O ministro da Saúde, Manuel Pizarro, afirmou que as objeções do Presidente da República à regulamentação da Procriação Medicamente Assistida (PMA) vão ser estudadas, assim como a possibilidade de voltar a apresentar o diploma nesta legislatura, destacando a complexidade do tema.
“É um tema de enorme complexidade porque se trata de reconhecer um direito, neste caso à maternidade de substituição, mas isso envolve temas jurídicos e constitucionais muito complexos”, afirmou o ministro.
“Vamos fazer essa análise com a devida ponderação e tentar perceber se há ou não condições para retomar o tema na atual legislatura ou se teremos que o deixar para a futura legislatura”, disse também.
Ora, a APFertilidade "lamenta que após seis anos depois do chumbo do Tribunal Constitucional e dois depois da aprovação e início do processo de regulamentação, não se possa começar 2024 com esta lei já regulamentada e colocada em prática". "São muitos anos a trabalhar esta questão e parece ser impossível resolver este problema", aponta.
A presidente da instituição salienta ainda que, neste momento, "é um crime" fazer uma gestação de substituição em Portugal, e que este tem sido um tema deixado para trás e que "se arrasta há anos". "É uma situação lamentável, até porque o país tem cada vez menos crianças, e a nível de renovação de gerações esta é uma solução que pode ser adotada", sublinha a responsável.
Acrescenta igualmente que a única opção que resta aos casais que não querem esperar pela regulamentação da lei é "recorrerem à gestação de substituição noutros países".
Destaca também o facto de em Portugal este ser "um modelo que não envolve custos. Um ato de altruísmo", ou seja, não envolve um negócio. A ser regulamentado, prevê-se que seja algo em que as pessoas podem ser encaminhadas para o Serviço Nacional de Saúde (SNS) e ser avaliadas a nível público, bem como durante toda a gravidez.

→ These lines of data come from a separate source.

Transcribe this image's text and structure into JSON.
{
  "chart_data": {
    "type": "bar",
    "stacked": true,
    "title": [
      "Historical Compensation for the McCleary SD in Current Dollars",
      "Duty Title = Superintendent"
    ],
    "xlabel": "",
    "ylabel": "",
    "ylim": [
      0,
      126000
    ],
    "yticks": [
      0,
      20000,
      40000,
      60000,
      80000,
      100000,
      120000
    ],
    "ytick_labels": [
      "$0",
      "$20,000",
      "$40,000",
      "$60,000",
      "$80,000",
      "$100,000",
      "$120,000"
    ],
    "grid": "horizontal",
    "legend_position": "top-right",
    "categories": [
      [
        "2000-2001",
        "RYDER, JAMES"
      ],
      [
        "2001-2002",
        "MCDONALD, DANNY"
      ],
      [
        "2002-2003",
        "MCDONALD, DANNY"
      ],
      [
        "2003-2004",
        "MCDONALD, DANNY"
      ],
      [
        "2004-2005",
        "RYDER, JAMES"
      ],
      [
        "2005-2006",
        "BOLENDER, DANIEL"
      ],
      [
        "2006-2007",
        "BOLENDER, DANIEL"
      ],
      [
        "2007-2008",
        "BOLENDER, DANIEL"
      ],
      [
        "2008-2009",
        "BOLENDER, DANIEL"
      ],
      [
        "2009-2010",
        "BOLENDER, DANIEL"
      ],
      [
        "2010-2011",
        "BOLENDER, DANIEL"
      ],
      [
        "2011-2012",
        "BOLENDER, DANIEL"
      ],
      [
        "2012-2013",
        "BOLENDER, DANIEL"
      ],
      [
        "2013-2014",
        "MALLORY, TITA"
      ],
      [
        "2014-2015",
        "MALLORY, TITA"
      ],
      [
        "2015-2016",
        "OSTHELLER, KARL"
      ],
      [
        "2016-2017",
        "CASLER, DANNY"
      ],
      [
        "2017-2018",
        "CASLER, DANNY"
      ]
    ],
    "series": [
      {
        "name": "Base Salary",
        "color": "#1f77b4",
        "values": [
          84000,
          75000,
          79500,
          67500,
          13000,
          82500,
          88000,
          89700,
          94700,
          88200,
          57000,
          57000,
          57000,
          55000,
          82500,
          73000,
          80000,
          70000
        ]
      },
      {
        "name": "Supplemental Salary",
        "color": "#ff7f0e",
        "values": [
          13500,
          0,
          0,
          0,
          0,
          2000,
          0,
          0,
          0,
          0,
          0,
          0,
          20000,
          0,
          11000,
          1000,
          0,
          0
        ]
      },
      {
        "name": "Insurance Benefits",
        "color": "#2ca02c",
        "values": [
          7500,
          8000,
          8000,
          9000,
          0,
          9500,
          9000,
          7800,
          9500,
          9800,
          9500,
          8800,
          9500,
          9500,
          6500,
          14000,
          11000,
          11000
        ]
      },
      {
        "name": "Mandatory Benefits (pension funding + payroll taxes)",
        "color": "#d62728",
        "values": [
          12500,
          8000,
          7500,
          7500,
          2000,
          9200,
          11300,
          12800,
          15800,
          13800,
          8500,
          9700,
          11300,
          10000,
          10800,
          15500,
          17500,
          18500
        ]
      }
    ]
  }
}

Pode também ser visto como uma forma de se "ter mais bebés no futuro e contribuir para uma sociedade menos envelhecida", dando a possibilidade a "mais pessoas que querem constituir as suas famílias passarem a fazê-lo", aponta.
O Bloco de Esquerda (BE), um dos proponentes da lei, apressou-se a responsabilizar o Governo por ter demorado dois anos para regulamentar a Procriação Medicamente Assistida (PMA) e o conservadorismo do Presidente da República por continuar a adiar uma lei "que está a deixar muitas mulheres para trás".
“Parece um pouco incrível como é que passado tanto tempo se esteja neste ponto de situação. A gestação de substituição, como muitas outras questões de direitos, tiveram oposição contínua de Marcelo Rebelo de Sousa e, portanto, agora, na verdade, acabou por encontrar um pretexto para continuar adiar aquilo que seria o efetivar desta medida”, disse à Lusa a deputada do Bloco de Esquerda Isabel Pires, aludindo a outros vetos morais do presidente em anos anteriores, como a eutanásia.